Нам предоставили квартиру, где мы просто отдыхали. Спали, смотрели телевизор и пытались забыть те события, которые происходили с нами крайний период времени. Телефоны свои мы выключили. И я, Красный, и Юра. Поскольку после медпункта на Углегорске нас больше никто не видел, а мы всем сказали, что едем ближе к Логвиново искать место для нового медпункта, сразу никто не обеспокоился нашим отсутствием. У нас появилось свободное время, которого до этого не было практически совсем. Смотрели новости и по телевизору, и в Интернете. Юрий записал по свежим следам и впечатлениям все, что с нами произошло за крайнее время, в виде докладной записки и разослал всем нашим друзьям, которые за нас переживали в России. На всякий случай записали видеообращение. Если бы с нами что-то случилось, его бы передали куда нужно. Но постепенно злость и обида проходили. Мы все чаще думали о том, как там дела в Горловке. Ведь госпиталь — это наше детище, и душа болела за наших друзей и за раненых ребят. Связались с нашим помощником Кумарычем. Он сказал, что вроде бы ситуация с командованием утряслась и мы можем вернуться.

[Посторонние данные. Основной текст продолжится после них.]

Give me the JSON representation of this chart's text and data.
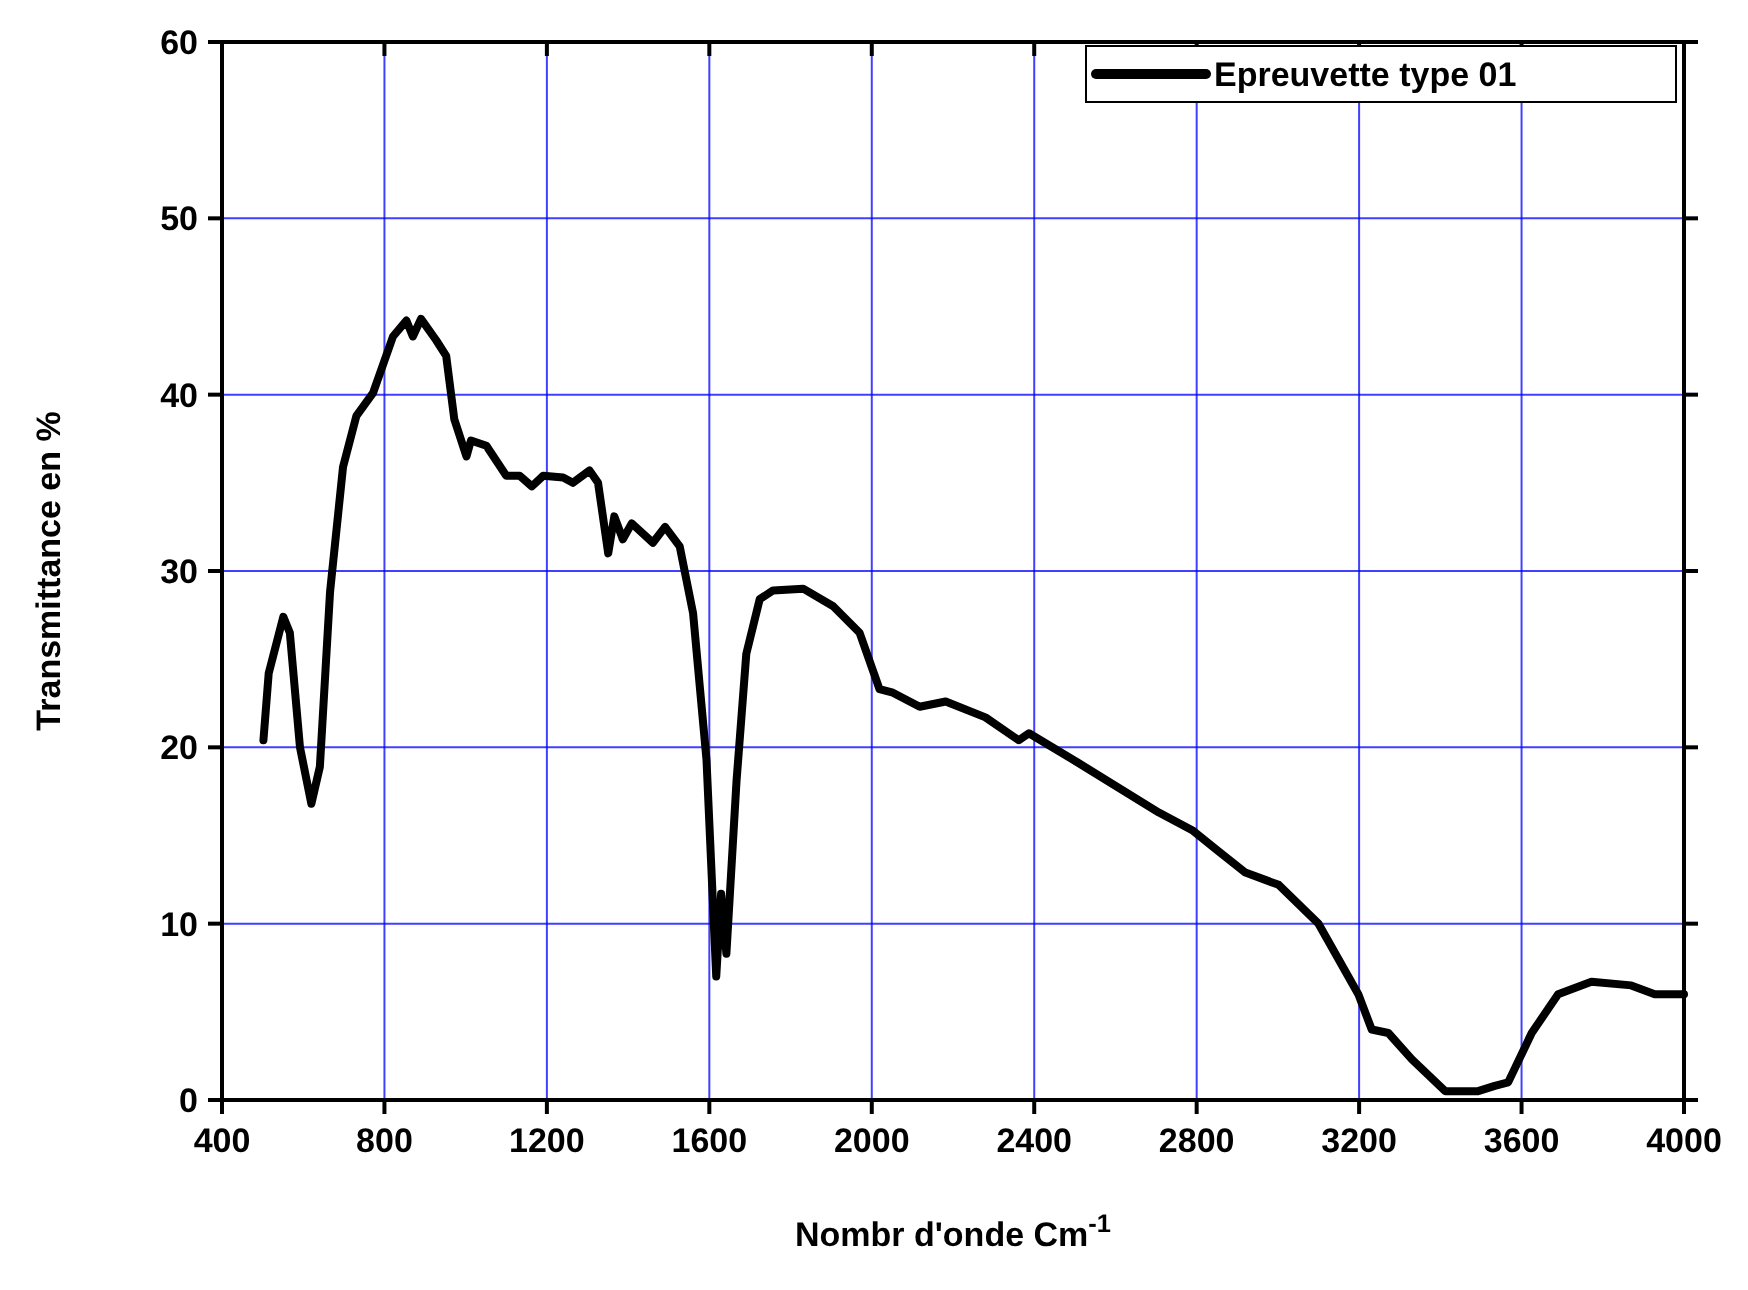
{
  "chart_data": {
    "type": "line",
    "xlabel": "Nombr d'onde Cm$^{-1}$",
    "ylabel": "Transmittance en %",
    "xlim": [
      400,
      4000
    ],
    "ylim": [
      0,
      60
    ],
    "xticks": [
      400,
      800,
      1200,
      1600,
      2000,
      2400,
      2800,
      3200,
      3600,
      4000
    ],
    "yticks": [
      0,
      10,
      20,
      30,
      40,
      50,
      60
    ],
    "grid": true,
    "legend": "top right",
    "line_style": "solid",
    "marker": "none",
    "series": [
      {
        "name": "Epreuvette type 01",
        "color": "#000000",
        "x": [
          502,
          515,
          551,
          567,
          592,
          620,
          641,
          666,
          698,
          731,
          772,
          821,
          854,
          870,
          890,
          927,
          952,
          972,
          1002,
          1013,
          1051,
          1100,
          1133,
          1163,
          1191,
          1240,
          1264,
          1305,
          1326,
          1351,
          1366,
          1387,
          1409,
          1461,
          1491,
          1527,
          1560,
          1593,
          1617,
          1629,
          1642,
          1667,
          1691,
          1724,
          1757,
          1831,
          1905,
          1970,
          2019,
          2052,
          2118,
          2182,
          2280,
          2362,
          2387,
          2510,
          2707,
          2789,
          2854,
          2920,
          3002,
          3100,
          3198,
          3231,
          3272,
          3330,
          3412,
          3493,
          3534,
          3567,
          3625,
          3690,
          3772,
          3870,
          3928,
          4000
        ],
        "values": [
          20.4,
          24.2,
          27.4,
          26.5,
          20,
          16.8,
          18.9,
          28.8,
          35.9,
          38.8,
          40.1,
          43.3,
          44.2,
          43.3,
          44.3,
          43.1,
          42.2,
          38.6,
          36.5,
          37.4,
          37.1,
          35.4,
          35.4,
          34.8,
          35.4,
          35.3,
          35.0,
          35.7,
          35.0,
          31.0,
          33.1,
          31.8,
          32.7,
          31.6,
          32.5,
          31.4,
          27.6,
          19.3,
          7.0,
          11.7,
          8.3,
          18.1,
          25.3,
          28.4,
          28.9,
          29.0,
          28.0,
          26.5,
          23.3,
          23.1,
          22.3,
          22.6,
          21.7,
          20.4,
          20.8,
          19.1,
          16.3,
          15.3,
          14.1,
          12.9,
          12.2,
          10.0,
          6.0,
          4.0,
          3.8,
          2.3,
          0.5,
          0.5,
          0.8,
          1.0,
          3.8,
          6.0,
          6.7,
          6.5,
          6.0,
          6.0
        ]
      }
    ]
  }
}
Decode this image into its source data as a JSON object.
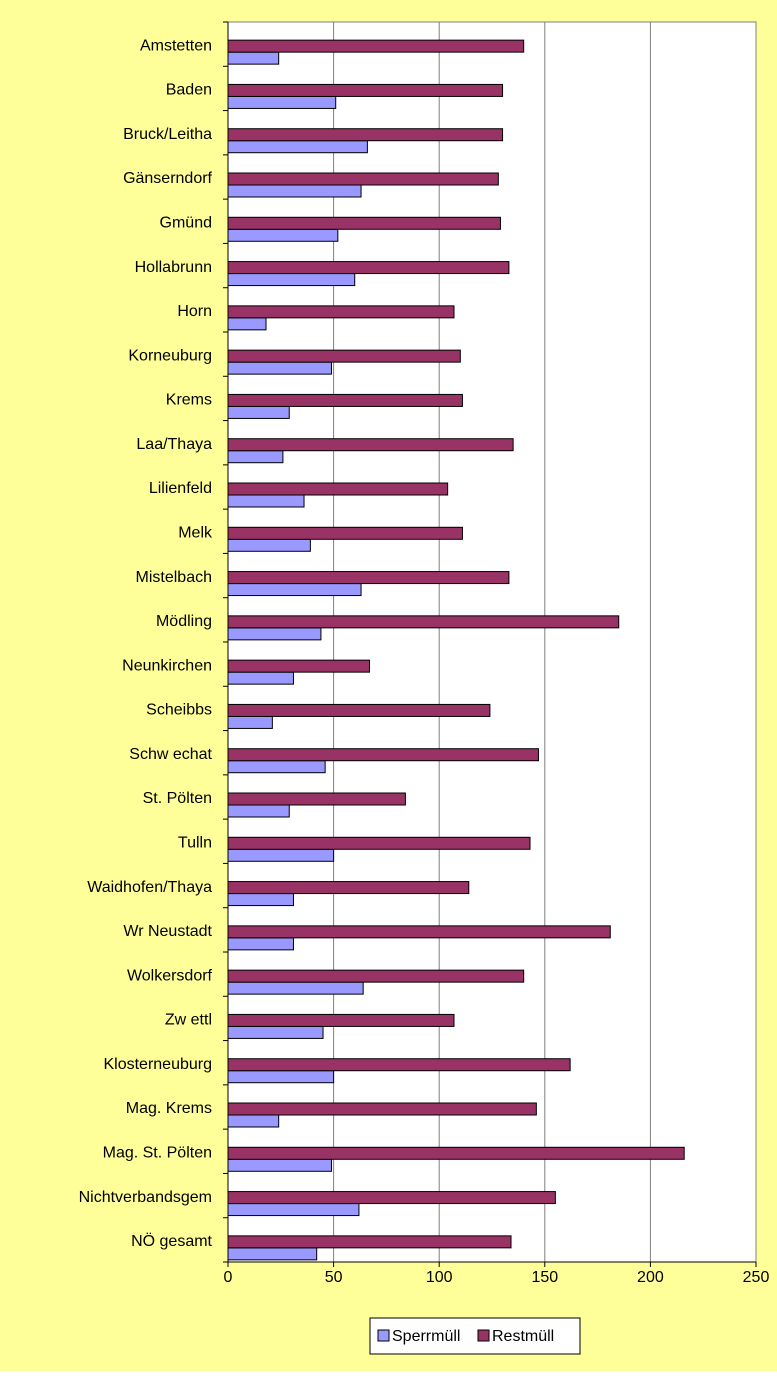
{
  "chart_data": {
    "type": "barh",
    "categories": [
      "Amstetten",
      "Baden",
      "Bruck/Leitha",
      "Gänserndorf",
      "Gmünd",
      "Hollabrunn",
      "Horn",
      "Korneuburg",
      "Krems",
      "Laa/Thaya",
      "Lilienfeld",
      "Melk",
      "Mistelbach",
      "Mödling",
      "Neunkirchen",
      "Scheibbs",
      "Schw echat",
      "St. Pölten",
      "Tulln",
      "Waidhofen/Thaya",
      "Wr Neustadt",
      "Wolkersdorf",
      "Zw ettl",
      "Klosterneuburg",
      "Mag. Krems",
      "Mag. St. Pölten",
      "Nichtverbandsgem",
      "NÖ gesamt"
    ],
    "series": [
      {
        "name": "Sperrmüll",
        "color": "#9999ff",
        "values": [
          24,
          51,
          66,
          63,
          52,
          60,
          18,
          49,
          29,
          26,
          36,
          39,
          63,
          44,
          31,
          21,
          46,
          29,
          50,
          31,
          31,
          64,
          45,
          50,
          24,
          49,
          62,
          42
        ]
      },
      {
        "name": "Restmüll",
        "color": "#993366",
        "values": [
          140,
          130,
          130,
          128,
          129,
          133,
          107,
          110,
          111,
          135,
          104,
          111,
          133,
          185,
          67,
          124,
          147,
          84,
          143,
          114,
          181,
          140,
          107,
          162,
          146,
          216,
          155,
          134
        ]
      }
    ],
    "xlim": [
      0,
      250
    ],
    "xticks": [
      0,
      50,
      100,
      150,
      200,
      250
    ],
    "grid": true,
    "legend": "bottom"
  }
}
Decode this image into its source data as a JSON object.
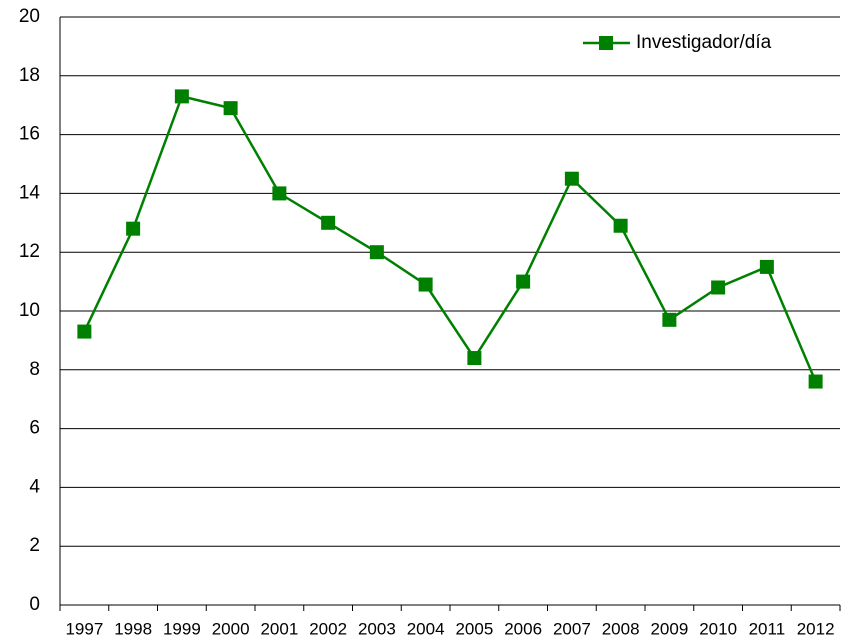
{
  "chart_data": {
    "type": "line",
    "categories": [
      "1997",
      "1998",
      "1999",
      "2000",
      "2001",
      "2002",
      "2003",
      "2004",
      "2005",
      "2006",
      "2007",
      "2008",
      "2009",
      "2010",
      "2011",
      "2012"
    ],
    "series": [
      {
        "name": "Investigador/día",
        "color": "#008000",
        "values": [
          9.3,
          12.8,
          17.3,
          16.9,
          14.0,
          13.0,
          12.0,
          10.9,
          8.4,
          11.0,
          14.5,
          12.9,
          9.7,
          10.8,
          11.5,
          7.6
        ]
      }
    ],
    "ylim": [
      0,
      20
    ],
    "yticks": [
      0,
      2,
      4,
      6,
      8,
      10,
      12,
      14,
      16,
      18,
      20
    ],
    "grid": true,
    "legend": "top-right"
  }
}
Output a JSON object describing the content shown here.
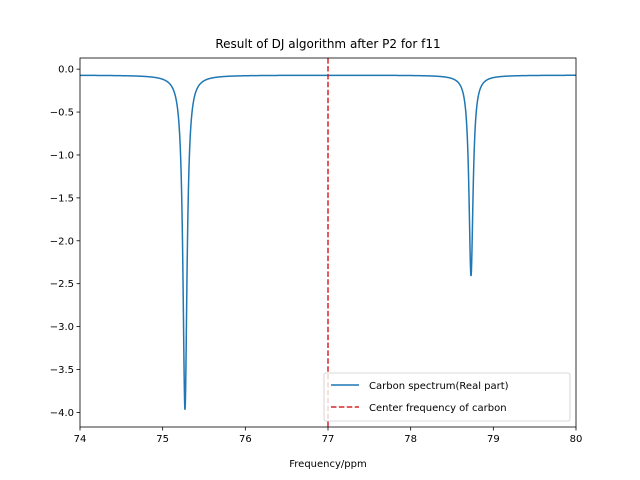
{
  "chart_data": {
    "type": "line",
    "title": "Result of DJ algorithm after P2 for f11",
    "xlabel": "Frequency/ppm",
    "ylabel": "",
    "xlim": [
      74,
      80
    ],
    "ylim": [
      -4.17,
      0.13
    ],
    "xticks": [
      74,
      75,
      76,
      77,
      78,
      79,
      80
    ],
    "xtick_labels": [
      "74",
      "75",
      "76",
      "77",
      "78",
      "79",
      "80"
    ],
    "yticks": [
      0.0,
      -0.5,
      -1.0,
      -1.5,
      -2.0,
      -2.5,
      -3.0,
      -3.5,
      -4.0
    ],
    "ytick_labels": [
      "0.0",
      "−0.5",
      "−1.0",
      "−1.5",
      "−2.0",
      "−2.5",
      "−3.0",
      "−3.5",
      "−4.0"
    ],
    "grid": false,
    "legend_position": "lower-right",
    "series": [
      {
        "name": "Carbon spectrum(Real part)",
        "color": "#1f77b4",
        "style": "solid",
        "baseline": -0.07,
        "peaks": [
          {
            "center": 75.27,
            "depth": 3.9,
            "width": 0.03
          },
          {
            "center": 78.73,
            "depth": 2.34,
            "width": 0.03
          }
        ]
      },
      {
        "name": "Center frequency of carbon",
        "color": "#d62728",
        "style": "dashed",
        "x": [
          77,
          77
        ],
        "y": [
          -4.17,
          0.13
        ]
      }
    ]
  }
}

Приехали мы в воскресенье. Приятно было видеть, что очень многие люди в нашем госпитале были искренне рады нашему возвращению. Правда, не все. Хватало и кислых рож. В понедельник утром, как обычно, в кабинете Юры собрался весь коллектив на планерку. Юрий Юрьевич обратился к коллективу с предложением определиться каждому и ответить на вопрос — кто будет выезжать на боевые, а кто нет. Не с целью репрессий, просто чтобы самим знать, на кого можно рассчитывать в сложной ситуации, чтобы потом не возникали вопросы как с гибелью доктора Юдина и Игоря Корнеева. Хотя сама ситуация по своей сути абсурдна — люди пришли служить и обязаны выполнять приказ командира. Люди могли занять гражданские должности — тогда ездить на боевые они не обязаны. Но они сами рвались на военные — поскольку там выше зарплата. При этом водители и некоторые медики, врачи и медсестры честно выполняли свой долг. А когда не желающим ездить в опасные места сотрудникам предложили перейти на гражданские должности (были у нас в госпитале и такие), никто не захотел. Там ведь жалованье в два раза меньше. Вот здесь коллектив проявил себя полностью. Людям дали время подумать до 14 часов, и командиру роты было поручено проконтролировать выполнение. Я понимаю, что это не по уставу, но лучше у нас будет десять человек, в которых мы уверены, чем целая рота, на которую нельзя положиться. Когда мы возвращались с Юрой, все-таки думали, что сможем наладить службу как раньше, что в коллективе восстановится та атмосфера, которая была раньше, когда все были дружным коллективом. Но к сожалению, страх за свою жизнь и страх потерять службу и заработок оказался сильнее совести и чувства собственного достоинства у многих.
Ротный после совещания бегом побежал в штаб, видимо жаловаться на «самоуправство» Юрия Юрьевича. Наши «клеопатры», сплошь посерев, стали звонить своим мужьям.